The Mexican program has made a significant investment in improving lab capacity in four states and in training medical personnel. It continues negotiations with pharmaceutical companies for lower bulk prices on drug purchases. Upgrading the national drug distribution system is also on the agenda.

"Although the program in Mexico has a way to go to reach 100 percent access, it's actually quite remarkable how much has been achieved in such a short time," said Dr. del Rio.

The Power of Advocacy

In most of these countries, the initiative behind ARV programs grew out of the activities of advocacy organizations and support groups for people living with HIV. Although these groups are generally smaller than their counterparts in North America and Europe, they have had an enormous impact on national treatment policies in Latin America.

In Costa Rica, the national health care system did not offer combination ARV therapy when the drugs first became available. After months of negotiation between the Costa Rican social security system and a committee of nongovernmental organizations and groups representing people with HIV, activists helped an HIV-positive college student file a petition with the Supreme Court asking for triple combination therapy that he could not afford but that could save his life. The justices ruled in his favor, and although he died less than a month after their decision, his courage prompted more than a dozen others to present their own petitions. Within a few weeks, the Court ordered the national social security system to develop a plan for delivery of these medications to Costa Ricans with AIDS. Activists in Panama, inspired by the victory in Costa Rica, plan to file similar petitions with the Panamanian Supreme Court.

"Advocacy is alive and well in Latin America, and it's a very powerful force in this process," said Dr. del Rio. "Whether in Brazil or in smaller countries, the new laws and policies that guarantee access to antiretrovirals are due to the activities of these groups."
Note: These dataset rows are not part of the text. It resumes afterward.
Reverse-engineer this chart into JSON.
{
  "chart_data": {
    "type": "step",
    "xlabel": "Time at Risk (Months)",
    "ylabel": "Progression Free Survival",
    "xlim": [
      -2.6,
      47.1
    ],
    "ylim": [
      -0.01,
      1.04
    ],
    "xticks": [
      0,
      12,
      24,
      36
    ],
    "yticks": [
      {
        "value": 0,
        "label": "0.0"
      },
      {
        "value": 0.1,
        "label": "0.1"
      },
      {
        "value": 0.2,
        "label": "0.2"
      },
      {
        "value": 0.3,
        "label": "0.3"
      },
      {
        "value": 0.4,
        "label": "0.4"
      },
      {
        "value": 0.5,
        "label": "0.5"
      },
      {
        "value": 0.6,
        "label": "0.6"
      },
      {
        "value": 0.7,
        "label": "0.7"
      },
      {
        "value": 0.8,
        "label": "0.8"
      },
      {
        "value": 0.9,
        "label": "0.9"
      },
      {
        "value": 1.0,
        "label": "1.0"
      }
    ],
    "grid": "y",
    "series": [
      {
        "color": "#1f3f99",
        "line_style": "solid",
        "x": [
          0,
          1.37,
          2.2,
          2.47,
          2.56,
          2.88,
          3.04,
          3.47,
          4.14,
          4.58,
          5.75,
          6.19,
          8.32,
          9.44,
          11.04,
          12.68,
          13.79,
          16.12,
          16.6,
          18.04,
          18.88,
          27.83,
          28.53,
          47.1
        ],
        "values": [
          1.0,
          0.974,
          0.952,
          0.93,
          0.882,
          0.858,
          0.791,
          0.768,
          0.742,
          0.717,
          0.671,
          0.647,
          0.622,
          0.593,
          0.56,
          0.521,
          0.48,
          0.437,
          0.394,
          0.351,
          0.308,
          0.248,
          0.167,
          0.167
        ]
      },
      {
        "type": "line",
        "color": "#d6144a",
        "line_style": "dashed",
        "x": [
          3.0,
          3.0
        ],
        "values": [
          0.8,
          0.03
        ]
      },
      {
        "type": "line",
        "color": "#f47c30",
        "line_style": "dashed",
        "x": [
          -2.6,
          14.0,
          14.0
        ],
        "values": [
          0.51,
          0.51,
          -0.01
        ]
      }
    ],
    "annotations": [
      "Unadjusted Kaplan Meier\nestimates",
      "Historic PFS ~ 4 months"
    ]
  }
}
Elsewhere in Central America, resource-poor countries such as Honduras which has more than half the reported cases of AIDS in the region offer no ARVs to their citizens. People with HIV in Honduras who take combination therapies either pay for them themselves or are enrolled in drug trials conducted by pharmaceutical companies. Activists in Honduras continue to lobby for improvements in national treatment policies and for government funding of ARV therapy.

In Nicaragua, activists have become directly involved in the treatment process itself. The country's only ARV program is operated not by the financially constrained government, but by a nongovernmental organization, the Fundación Nimehuatzin, and a team of health professionals based at a public hospital, Hospital Manolo Morales, in Managua. With support from the private sector, foundations and international donors, NGO and hospital staff have managed to provide 30 patients with ARVs. They closely track both the medical progress of the patients and all expenses to enable them to build an argument for the cost-effectiveness of ARV therapy.

"Our aim is to be able to prove to the government how important it is to provide this kind of medication and how it can cut costs in the long run," said Rita Arauz, president of Fundación Nimehuatzin.